In 2010, archaeological monitoring of restoration works commissioned by the Office of Public Works within Castletown Demesne in County Kildare uncovered a prehistoric burial site during trenching across the lawn of Castletown House. An area of roughly 8 by 9 metres was opened to investigate, revealing a crouched inhumation burial alongside a crushed prehistoric vessel. A crouched inhumation is exactly what it sounds like: a body interred in a tightly contracted position, knees drawn up, rather than laid flat. The burial and its accompanying pottery appear to belong to the Bowl Tradition of Bronze Age burial, a practice associated with the later third millennium BC, in which the deceased were placed in pits sometimes accompanied by ceramic bowls. The service trench had already cut through at least six further pit burials, each sub-circular in shape and between one and two metres in diameter, their fills packed with cremated bone. Four additional sherds of prehistoric pottery were recovered.
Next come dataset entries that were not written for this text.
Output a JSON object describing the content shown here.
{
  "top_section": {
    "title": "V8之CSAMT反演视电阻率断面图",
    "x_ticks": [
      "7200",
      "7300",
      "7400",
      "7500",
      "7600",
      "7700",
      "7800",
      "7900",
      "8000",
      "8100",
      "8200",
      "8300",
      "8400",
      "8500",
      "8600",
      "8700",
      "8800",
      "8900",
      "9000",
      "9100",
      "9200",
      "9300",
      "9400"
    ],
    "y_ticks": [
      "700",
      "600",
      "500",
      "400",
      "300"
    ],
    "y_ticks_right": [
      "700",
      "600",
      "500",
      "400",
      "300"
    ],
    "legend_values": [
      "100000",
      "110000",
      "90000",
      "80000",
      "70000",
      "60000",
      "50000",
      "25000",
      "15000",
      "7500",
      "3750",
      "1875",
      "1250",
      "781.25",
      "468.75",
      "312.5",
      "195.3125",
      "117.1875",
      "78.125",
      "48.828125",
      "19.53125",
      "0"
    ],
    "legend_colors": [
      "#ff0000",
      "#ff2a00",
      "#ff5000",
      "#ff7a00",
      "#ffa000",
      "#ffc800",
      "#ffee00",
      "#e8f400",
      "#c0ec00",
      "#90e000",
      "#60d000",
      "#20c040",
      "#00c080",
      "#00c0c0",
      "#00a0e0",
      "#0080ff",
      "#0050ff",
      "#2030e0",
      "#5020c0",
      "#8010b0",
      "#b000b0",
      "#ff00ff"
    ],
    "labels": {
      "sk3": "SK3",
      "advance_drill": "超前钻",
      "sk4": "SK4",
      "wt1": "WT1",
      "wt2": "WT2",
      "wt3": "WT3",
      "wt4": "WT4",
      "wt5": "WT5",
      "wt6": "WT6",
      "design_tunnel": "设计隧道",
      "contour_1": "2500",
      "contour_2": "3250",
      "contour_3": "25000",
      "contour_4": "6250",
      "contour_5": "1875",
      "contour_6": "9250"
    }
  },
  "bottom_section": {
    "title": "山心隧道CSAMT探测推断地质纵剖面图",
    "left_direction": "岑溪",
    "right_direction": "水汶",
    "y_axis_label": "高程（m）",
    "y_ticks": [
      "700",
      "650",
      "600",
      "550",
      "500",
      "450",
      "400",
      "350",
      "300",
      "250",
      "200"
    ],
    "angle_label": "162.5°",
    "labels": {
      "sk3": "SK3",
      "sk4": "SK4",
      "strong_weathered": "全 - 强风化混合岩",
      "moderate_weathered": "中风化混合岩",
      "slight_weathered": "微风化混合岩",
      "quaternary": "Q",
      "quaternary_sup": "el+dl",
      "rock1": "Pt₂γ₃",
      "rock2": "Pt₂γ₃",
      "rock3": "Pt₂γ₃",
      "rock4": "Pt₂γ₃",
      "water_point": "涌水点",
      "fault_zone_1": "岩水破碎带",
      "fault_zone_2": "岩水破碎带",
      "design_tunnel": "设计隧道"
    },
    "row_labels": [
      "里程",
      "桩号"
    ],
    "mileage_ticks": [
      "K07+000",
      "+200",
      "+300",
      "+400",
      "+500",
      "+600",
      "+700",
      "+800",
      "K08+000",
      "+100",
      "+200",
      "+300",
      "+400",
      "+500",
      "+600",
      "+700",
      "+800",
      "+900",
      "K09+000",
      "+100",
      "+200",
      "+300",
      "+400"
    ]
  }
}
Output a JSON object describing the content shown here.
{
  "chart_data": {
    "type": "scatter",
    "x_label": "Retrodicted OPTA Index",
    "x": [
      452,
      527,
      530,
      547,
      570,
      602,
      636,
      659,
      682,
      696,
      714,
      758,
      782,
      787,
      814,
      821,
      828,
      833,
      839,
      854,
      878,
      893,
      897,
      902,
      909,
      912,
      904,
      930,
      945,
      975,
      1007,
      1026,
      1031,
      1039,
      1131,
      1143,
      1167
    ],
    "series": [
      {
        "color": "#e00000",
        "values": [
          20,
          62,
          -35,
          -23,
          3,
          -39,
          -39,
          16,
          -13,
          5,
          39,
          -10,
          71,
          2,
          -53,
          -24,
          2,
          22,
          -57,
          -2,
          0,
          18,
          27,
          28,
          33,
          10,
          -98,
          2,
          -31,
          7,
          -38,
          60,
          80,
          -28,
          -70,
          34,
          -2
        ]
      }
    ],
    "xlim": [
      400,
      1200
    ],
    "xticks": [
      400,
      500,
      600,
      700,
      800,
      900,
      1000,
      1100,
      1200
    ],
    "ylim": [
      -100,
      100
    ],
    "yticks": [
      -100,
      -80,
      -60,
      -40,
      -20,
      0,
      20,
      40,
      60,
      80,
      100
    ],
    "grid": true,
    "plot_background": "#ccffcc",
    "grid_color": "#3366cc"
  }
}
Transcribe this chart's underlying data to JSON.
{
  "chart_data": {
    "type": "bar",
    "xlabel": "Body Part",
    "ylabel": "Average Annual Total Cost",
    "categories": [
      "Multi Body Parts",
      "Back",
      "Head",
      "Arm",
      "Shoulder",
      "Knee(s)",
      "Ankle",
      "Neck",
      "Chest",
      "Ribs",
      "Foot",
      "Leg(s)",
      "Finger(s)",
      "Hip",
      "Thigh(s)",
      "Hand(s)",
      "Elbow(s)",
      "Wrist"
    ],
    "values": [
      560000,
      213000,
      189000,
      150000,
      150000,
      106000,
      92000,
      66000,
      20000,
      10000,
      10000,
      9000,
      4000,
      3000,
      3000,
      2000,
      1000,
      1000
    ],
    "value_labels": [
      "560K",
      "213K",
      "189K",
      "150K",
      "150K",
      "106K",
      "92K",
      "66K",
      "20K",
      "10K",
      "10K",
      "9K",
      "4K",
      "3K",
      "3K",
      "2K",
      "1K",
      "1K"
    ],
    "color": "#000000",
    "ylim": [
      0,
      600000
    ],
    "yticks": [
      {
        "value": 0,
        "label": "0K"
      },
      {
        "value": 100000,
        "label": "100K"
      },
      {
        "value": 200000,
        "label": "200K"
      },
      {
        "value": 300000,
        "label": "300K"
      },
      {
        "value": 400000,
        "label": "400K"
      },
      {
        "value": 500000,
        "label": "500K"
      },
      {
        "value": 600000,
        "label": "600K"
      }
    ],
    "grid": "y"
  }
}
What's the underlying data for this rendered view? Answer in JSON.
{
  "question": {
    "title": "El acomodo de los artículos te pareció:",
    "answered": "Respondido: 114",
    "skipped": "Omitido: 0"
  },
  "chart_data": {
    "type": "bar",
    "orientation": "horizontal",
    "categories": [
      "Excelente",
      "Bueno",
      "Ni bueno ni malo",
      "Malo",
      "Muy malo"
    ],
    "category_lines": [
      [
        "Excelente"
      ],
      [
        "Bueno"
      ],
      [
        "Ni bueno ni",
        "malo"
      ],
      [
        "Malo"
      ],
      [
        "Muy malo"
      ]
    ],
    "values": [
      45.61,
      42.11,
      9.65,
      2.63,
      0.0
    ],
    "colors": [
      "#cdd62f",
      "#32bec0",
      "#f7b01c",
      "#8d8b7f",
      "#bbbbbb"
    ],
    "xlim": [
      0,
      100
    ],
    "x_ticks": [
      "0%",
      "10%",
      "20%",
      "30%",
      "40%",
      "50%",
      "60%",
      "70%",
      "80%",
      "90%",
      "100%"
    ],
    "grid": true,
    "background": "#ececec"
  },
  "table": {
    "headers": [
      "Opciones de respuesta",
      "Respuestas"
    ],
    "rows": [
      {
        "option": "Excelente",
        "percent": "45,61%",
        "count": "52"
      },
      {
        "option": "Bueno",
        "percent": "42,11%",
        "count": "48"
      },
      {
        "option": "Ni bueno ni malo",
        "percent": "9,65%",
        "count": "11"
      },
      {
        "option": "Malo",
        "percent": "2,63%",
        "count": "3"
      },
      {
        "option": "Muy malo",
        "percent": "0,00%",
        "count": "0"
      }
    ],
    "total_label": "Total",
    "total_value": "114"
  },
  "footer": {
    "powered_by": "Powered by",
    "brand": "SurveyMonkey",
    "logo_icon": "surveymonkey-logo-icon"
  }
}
The six disturbed pits were recorded where they lay and left without further interference.
What makes the arrangement particularly interesting is a concentration of compact stony material, roughly three metres across, situated to the north-east of the excavated burial. Archaeologists interpreted this as the probable surviving core of a low mound, otherwise levelled flat over the centuries. The spatial relationship between the pits and this feature is suggestive: two of the smaller pits appear to have been dug into the edges of the stony material, while three of the larger pits, including the one that held the crouched burial, sit within two and a half metres of its edge. The provisional reading is that cremation burials were placed into or around a small focal mound, with inhumations arranged around its periphery, a pattern consistent with early Bronze Age funerary practice elsewhere in Ireland. The mound, if that is what it was, would have been a modest affair, but its presence implies that this corner of what is now a Georgian pleasure ground was once a carefully organised place of the dead.